Читаем Ночной театр полностью

С оштукатуренного потолка свисала основательная железная петля. На нее должен был крепиться большой зеркальный светильник, который так и не привезли: как и многое другое, он испарился в бюрократическом эфире. Вместо него операционную освещала люминесцентная лампа, закрепленная высоко на стене, и два складных торшера, купленные хирургом на собственные средства. Тусклого их света хватало на заурядные процедуры: зашить неглубокую рану, вытащить осколки стекла, – для серьезной же операции этого явно было недостаточно. Нужно быть сумасшедшим, чтобы отважиться проводить операцию в таких условиях, да еще среди ночи.

Хирург опасался, что за последние годы утратил квалификацию. В хорошо освещенном помещении он еще, пожалуй, взялся бы оперировать. Но в этой комнатушке, где лампы отбрасывали тень и больше скрывали, чем помогали рассмотреть, каждый нерв, кровеносный сосуд или петля кишечника, притаившаяся в темноте, грозили в любой момент попасть под лезвие скальпеля. Здесь оперировать попросту опасно. Аппендицит, холецистит, кишечная непроходимость – таких пациентов он направлял в городские больницы. Чем он им тут поможет? У него ни медсестры, ни банка крови, даже освещения толком нет. И если уж пациенту суждено умереть, пусть умирает от болезни, а не от операции.

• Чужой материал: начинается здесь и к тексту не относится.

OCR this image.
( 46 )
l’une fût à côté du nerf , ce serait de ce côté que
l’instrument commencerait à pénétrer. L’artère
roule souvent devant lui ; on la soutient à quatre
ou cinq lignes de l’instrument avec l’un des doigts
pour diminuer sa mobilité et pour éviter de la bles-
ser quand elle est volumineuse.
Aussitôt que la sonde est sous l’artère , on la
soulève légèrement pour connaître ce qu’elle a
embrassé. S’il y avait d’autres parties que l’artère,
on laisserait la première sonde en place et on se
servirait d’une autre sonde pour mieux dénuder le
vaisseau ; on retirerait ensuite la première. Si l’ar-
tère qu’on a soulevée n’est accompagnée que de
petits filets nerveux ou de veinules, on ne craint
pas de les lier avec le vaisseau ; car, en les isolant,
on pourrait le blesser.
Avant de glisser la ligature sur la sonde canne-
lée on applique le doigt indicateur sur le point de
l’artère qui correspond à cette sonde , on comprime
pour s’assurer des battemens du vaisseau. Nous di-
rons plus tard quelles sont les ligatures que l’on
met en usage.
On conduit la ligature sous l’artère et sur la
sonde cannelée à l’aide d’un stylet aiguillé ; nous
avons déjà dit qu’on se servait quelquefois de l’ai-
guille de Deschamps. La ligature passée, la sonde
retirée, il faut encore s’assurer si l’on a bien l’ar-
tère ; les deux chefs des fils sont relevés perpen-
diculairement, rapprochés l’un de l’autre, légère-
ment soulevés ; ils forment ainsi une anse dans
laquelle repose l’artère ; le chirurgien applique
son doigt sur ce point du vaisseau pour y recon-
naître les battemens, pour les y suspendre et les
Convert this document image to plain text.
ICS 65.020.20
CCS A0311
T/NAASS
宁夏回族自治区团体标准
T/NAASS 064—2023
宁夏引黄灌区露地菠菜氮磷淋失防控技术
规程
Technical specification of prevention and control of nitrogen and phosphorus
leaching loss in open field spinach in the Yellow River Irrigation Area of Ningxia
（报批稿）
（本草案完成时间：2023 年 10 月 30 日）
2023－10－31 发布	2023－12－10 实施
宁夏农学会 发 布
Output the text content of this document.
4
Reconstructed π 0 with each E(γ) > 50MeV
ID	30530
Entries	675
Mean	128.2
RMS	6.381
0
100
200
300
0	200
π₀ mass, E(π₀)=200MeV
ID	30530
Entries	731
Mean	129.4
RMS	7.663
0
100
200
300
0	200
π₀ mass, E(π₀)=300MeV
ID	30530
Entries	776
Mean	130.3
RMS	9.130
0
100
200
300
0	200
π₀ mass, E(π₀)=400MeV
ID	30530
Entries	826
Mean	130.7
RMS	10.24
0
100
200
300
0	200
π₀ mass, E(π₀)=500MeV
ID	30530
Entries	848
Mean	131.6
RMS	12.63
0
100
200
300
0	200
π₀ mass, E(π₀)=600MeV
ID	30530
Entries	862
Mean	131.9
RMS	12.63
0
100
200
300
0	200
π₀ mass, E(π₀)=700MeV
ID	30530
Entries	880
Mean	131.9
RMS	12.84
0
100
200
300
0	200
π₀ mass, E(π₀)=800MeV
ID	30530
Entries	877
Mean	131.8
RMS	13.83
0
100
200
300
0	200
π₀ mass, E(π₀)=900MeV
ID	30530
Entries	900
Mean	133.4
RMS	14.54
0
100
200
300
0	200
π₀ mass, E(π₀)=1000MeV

Все хирургические инструменты – реликвии его прошлого – хранились в стеклянном шкафчике на стене. Аптекарь регулярно их стерилизовала и заворачивала в плотные зеленые полотенца. Инструменты блестели, как новенькие: пользовались ими редко. Хирург любил разворачивать зеленые свертки, перебирать всю коллекцию, раскладывать инструменты по величине и назначению, осматривать, поворачивая к свету, словно оценивая, можно ли еще ими оперировать, после чего, не в силах долее игнорировать нелепость происходящего, говорил аптекарю:

– Прокипятите инструменты в автоклаве, – и швырял их на поднос.

– Да, сагиб.

Стерилизовали инструменты гораздо чаще, чем использовали, но аптекарь не жаловалась. Послушно заворачивала их в полотенца, помещала в сетчатые железные коробочки, которые клала в барабан автоклава и ждала, пока тот со свистом выпускал пар. Потом, натянув стерильные перчатки, доставала содержимое автоклава и убирала инструменты в стеклянный шкафчик до следующего раза, когда хирургу придет охота их проинспектировать. Из-за таких вот бессмысленных регулярных процедур инструменты были в любой момент готовы к операции. И наконец они понадобились.

Инструментов, впрочем, было немного: лишь самые основные, для рядовых операций, ничего узкоспециального. Должно быть, мертвецы считают его волшебником, наделенным мистическими средствами и сверхчеловеческими способностями. Что ж, значит, их ждет мучительное разочарование.

И мучительная боль? Вот что тревожило его с самого начала. Будут ли они страдать? У него ведь никакой анестезии – ни пропофола, ни тиопентала. Но даже если бы была: как может анестезия подействовать, когда отсутствует кровоток? Ему придется вскрывать их, не погрузив предварительно в милосердный сон. Понимают ли они это?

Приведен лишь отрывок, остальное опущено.